Sure - valid point. I've removed that statement now as you're right,
it's not needed, and things are much better. Fingers crossed!
What I have observed now was:
- Upon startup of Samba 4.9.0 again I saw again a repeated burst of
broadcast packets
- Switches once again went into storm-control mode and shut ports down
- The environment recovered, but this time things stabilised and has
been OK for the last hour since. Things seem to be working fine now.

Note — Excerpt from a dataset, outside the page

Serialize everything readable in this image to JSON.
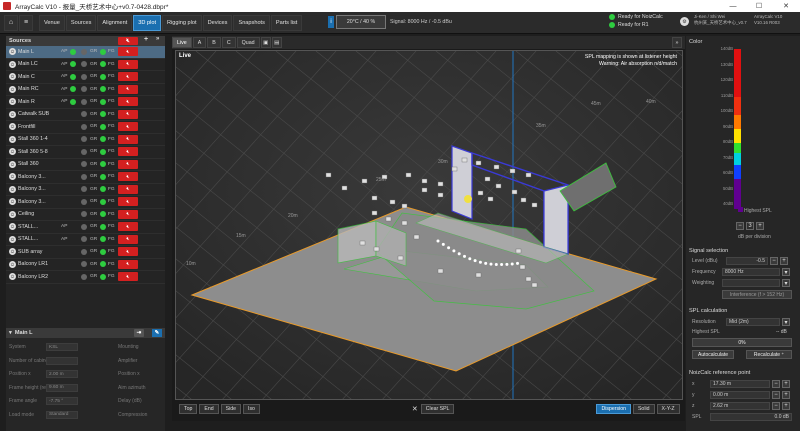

Regardless of if the config was right or not (I agree that the setting
in my case was wrong and unnecessary), this is a regression, because it
causes an unexpected and undocumented change in behaviour compared to
previous versions of the code.
I also wonder why network broadcasts don't seem to be rate limited by
Samba. I can't imagine any valid use case where any application would
blast thousands of broadcasts per second out onto the wire, regardless
of the configuration or misconfiguration of the application.
At the very least this needs a mention in the release notes, especially
given the potential this has to cause an outage. Things may have
changed (and change is usually good), but the least that can be done is
people are given a one line heads up.